Coronavirus disease 2019 (COVID‐19) is an infectious disease caused by a newly emerging coronavirus, severe acute respiratory syndrome coronavirus 2 (SARS‐CoV‐2). COVID‐19 has a very variable clinical picture, ranging from asymptomatic to SARS that can lead to death.
Our case, a 74‐year‐old female patient, presented with fever, moderate dyspnoea and leucocytosis (white blood cell count 21.6 × 109/l, neutrophils 16.8 × 109/l, lymphocytes 3.67 × 109/l). Reverse transcriptase‐polymerase chain reaction for SARS‐CoV‐2 was performed, which confirmed COVID‐19.
Peripheral blood film examination revealed a highly pleomorphic atypical lymphocyte population (right). Many cells were large (15–30 µm). The cytoplasm was sometimes granulated. Cytoplasmic basophilia was sometimes generalised and sometimes confined to the cytoplasmic margins.

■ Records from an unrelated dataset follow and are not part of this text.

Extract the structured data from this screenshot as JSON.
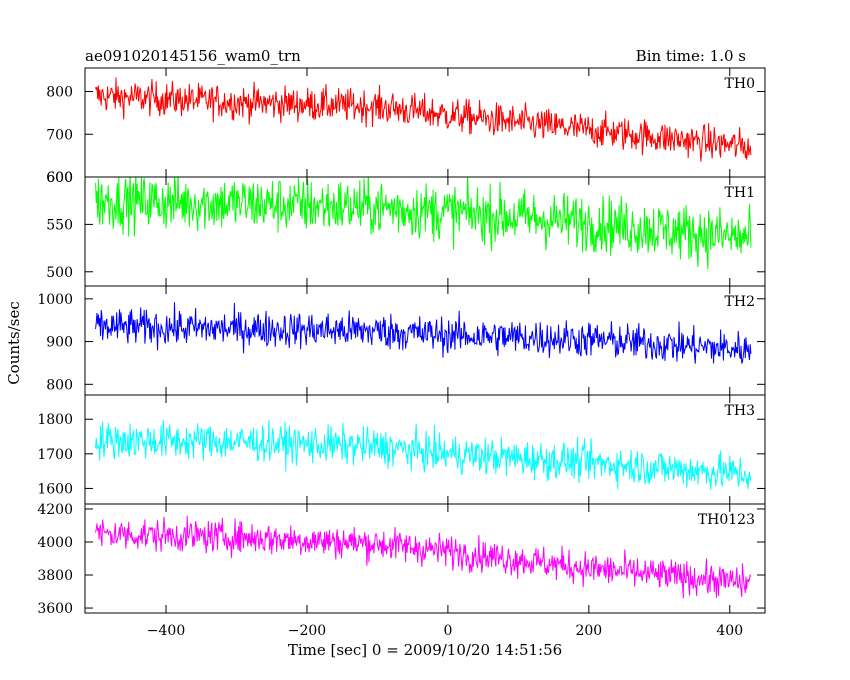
{
  "chart_data": {
    "type": "line",
    "title": "ae091020145156_wam0_trn",
    "subtitle": "Bin time: 1.0 s",
    "xlabel": "Time [sec] 0 = 2009/10/20 14:51:56",
    "ylabel": "Counts/sec",
    "xlim": [
      -515,
      450
    ],
    "x_range": [
      -500,
      430
    ],
    "xticks": [
      -400,
      -200,
      0,
      200,
      400
    ],
    "grid": false,
    "panels": [
      {
        "name": "TH0",
        "color": "#ff0000",
        "ylim": [
          600,
          855
        ],
        "yticks": [
          600,
          700,
          800
        ],
        "trend": [
          [
            -500,
            790
          ],
          [
            -300,
            775
          ],
          [
            -100,
            765
          ],
          [
            0,
            745
          ],
          [
            200,
            710
          ],
          [
            430,
            670
          ]
        ],
        "noise": 28
      },
      {
        "name": "TH1",
        "color": "#00ff00",
        "ylim": [
          485,
          600
        ],
        "yticks": [
          500,
          550,
          600
        ],
        "trend": [
          [
            -500,
            575
          ],
          [
            -300,
            572
          ],
          [
            -100,
            568
          ],
          [
            0,
            563
          ],
          [
            200,
            552
          ],
          [
            430,
            535
          ]
        ],
        "noise": 21
      },
      {
        "name": "TH2",
        "color": "#0000ff",
        "ylim": [
          775,
          1030
        ],
        "yticks": [
          800,
          900,
          1000
        ],
        "trend": [
          [
            -500,
            935
          ],
          [
            -300,
            930
          ],
          [
            -100,
            925
          ],
          [
            0,
            915
          ],
          [
            200,
            905
          ],
          [
            430,
            880
          ]
        ],
        "noise": 30
      },
      {
        "name": "TH3",
        "color": "#00ffff",
        "ylim": [
          1555,
          1870
        ],
        "yticks": [
          1600,
          1700,
          1800
        ],
        "trend": [
          [
            -500,
            1740
          ],
          [
            -300,
            1735
          ],
          [
            -100,
            1720
          ],
          [
            0,
            1700
          ],
          [
            200,
            1675
          ],
          [
            430,
            1640
          ]
        ],
        "noise": 38
      },
      {
        "name": "TH0123",
        "color": "#ff00ff",
        "ylim": [
          3570,
          4230
        ],
        "yticks": [
          3600,
          3800,
          4000,
          4200
        ],
        "trend": [
          [
            -500,
            4050
          ],
          [
            -300,
            4030
          ],
          [
            -100,
            3990
          ],
          [
            0,
            3945
          ],
          [
            200,
            3840
          ],
          [
            430,
            3750
          ]
        ],
        "noise": 70
      }
    ]
  }
}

Some cells had one or more nucleoli and could have been mistaken for blast cells. Plasma cells and apoptotic cells were also present.
In 5–10% of full blood counts of our hospitalised patients suffering from COVID‐19 (all care sectors including intensive care), flags on our haematology analysers are present: ‘MO Blast’ for DXH800 (Beckman Coulter, top left) and ‘Blasts Abn/lympho?’ for XN10 (Sysmex, bottom left), requiring a blood film examination.

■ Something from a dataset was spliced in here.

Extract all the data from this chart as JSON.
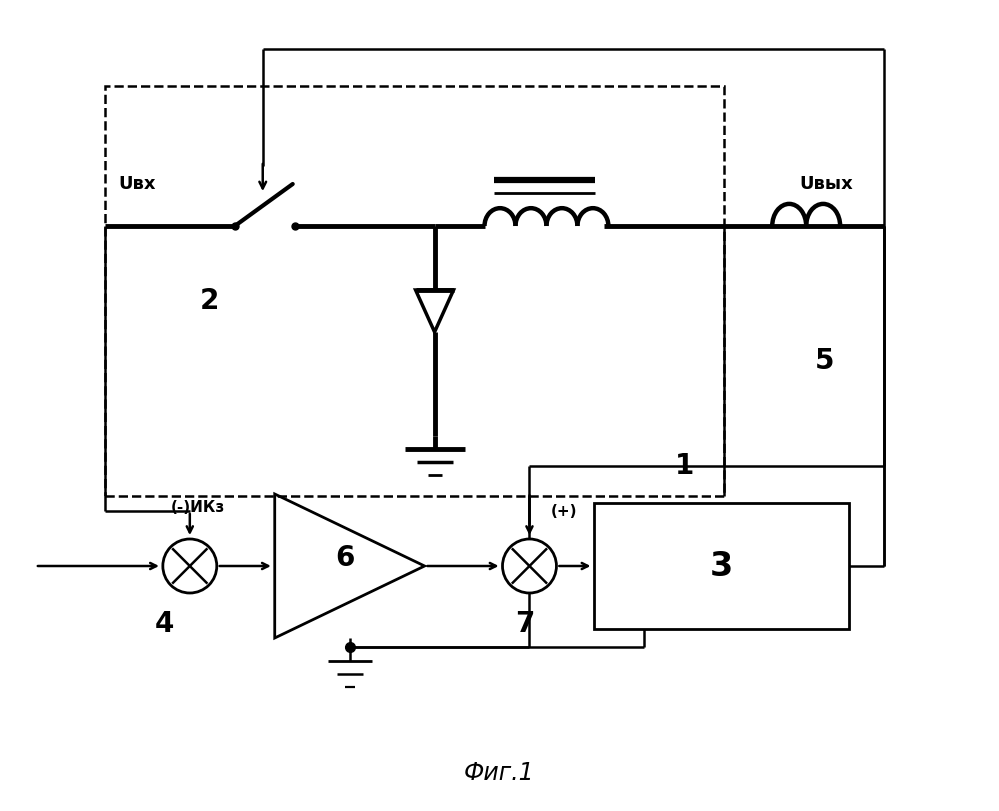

Cytology in COVID‐19 usually shows numerous neutrophils with either normal or decreased lymphocytes. This case illustrates the atypical lymphocytes that are often present. These cells morphologically mimic those of Epstein–Barr virus or cytomegalovirus infection, whereas plasma cells and plasmacytoid lymphocytes (present in some of our patients) are not usually a feature of these two infections.